Two forces \( \vec{F}_1 \) and \( \vec{F}_2 \) are acting on a body. One force has magnitude thrice that of the other force, and the resultant of the two forces is equal to the force of larger magnitude. The angle between \( \vec{F}_1 \) and \( \vec{F}_2 \) is \( \cos^{-1}\left(\frac{1}{n}\right) \). The value of \( |n| \) is _____.

Answer 1

Correct Answer: 6

Given:

\[ |\vec{F}_1| = F, \quad |\vec{F}_2| = 3F \]

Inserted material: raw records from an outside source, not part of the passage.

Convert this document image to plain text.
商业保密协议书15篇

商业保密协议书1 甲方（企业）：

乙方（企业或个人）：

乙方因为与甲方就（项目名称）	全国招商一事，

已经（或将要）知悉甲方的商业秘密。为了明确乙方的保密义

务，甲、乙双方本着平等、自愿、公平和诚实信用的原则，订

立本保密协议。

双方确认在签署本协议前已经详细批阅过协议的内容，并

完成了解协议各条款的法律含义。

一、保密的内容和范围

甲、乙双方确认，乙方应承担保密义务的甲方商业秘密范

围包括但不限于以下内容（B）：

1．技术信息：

The resultant force \( |\vec{F}_R| \) is equal to the larger force:
\[ |\vec{F}_R| = 3F \]

The magnitude of the resultant is given by:
\[ |\vec{F}_R|^2 = |\vec{F}_1|^2 + |\vec{F}_2|^2 + 2|\vec{F}_1||\vec{F}_2| \cos \theta \]

Substituting the values:

\[ (3F)^2 = F^2 + (3F)^2 + 2 \times F \times 3F \cos \theta \]

Simplifying:

\[ 9F^2 = F^2 + 9F^2 + 6F^2 \cos \theta \]

Rearranging terms:

\[ 0 = 6F^2 \cos \theta \]
\[ \cos \theta = -\frac{1}{6} \]

Therefore:

\[ \theta = \cos^{-1} \left( -\frac{1}{6} \right) \]

Given that \( \cos \theta = \frac{1}{n} \), 

we have:
\[ n = -6 \implies |n| = 6 \]